The estimate that we made is that a collision could be found in about 2 to the 69th operations (about 590 million billion operations). Finding the collision in SHA-0 last summer took about 2 to the 50th operations, requiring more than 80,000 hours of supercomputer time.
That means that finding a collision of SHA-1 using our method will take 2 to the 19th times longer (about 5 million years). That is certainly out of the reach of our computing resources.
So finding one of these collisions is still nearly impossible?
No, that's not true. A distributed computing effort cracked a RC5 key three years ago. (That effort took almost 6 years. —RL) That was 64 bits, so the 69 bits of security for SHA-1 is not that far away.
And doing those years of calculations would break a digital signature?
No, it only allows you to find a pair of collisions.

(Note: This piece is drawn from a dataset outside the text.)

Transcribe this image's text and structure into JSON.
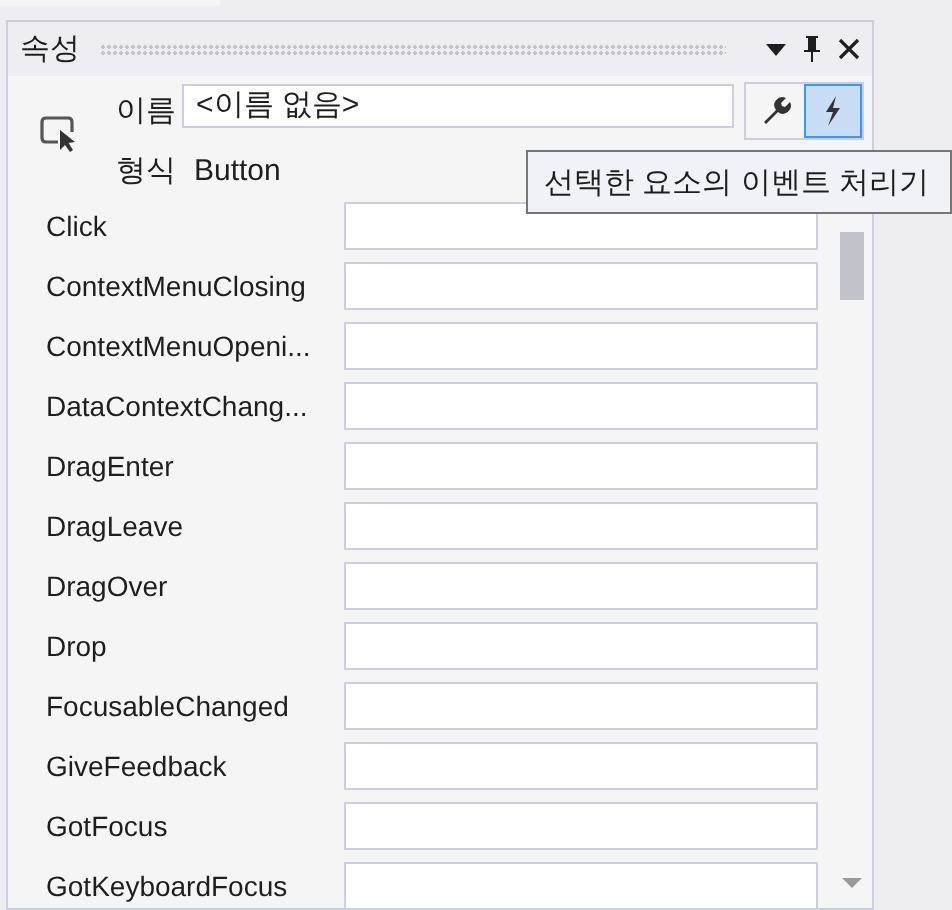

Let's imagine we can find a pair of collisions every minute. That doesn't give you an immediate threat, because the pair of collisions is generally garbage messages. You would have to find meaningful messages. However, it is possible that with all these new techniques we will be able to improve this in the near future and find meaningful messages.
Are there unbroken hashing functions that can be used instead of SHA? What makes them stronger?
NIST issued several new hash functions (SHA-2) in 2002. They are, generally speaking, more secure than SHA-1, since the size of the hashes (fingerprints) are much larger, and so the expected security level is much higher.
Would your techniques help find problems in those other algorithms?
It's still too early to tell. Historically, though, major advances in cryptanalysis tend to have broad applications. The new techniques can give cryptographers more tools to tackle other hash functions.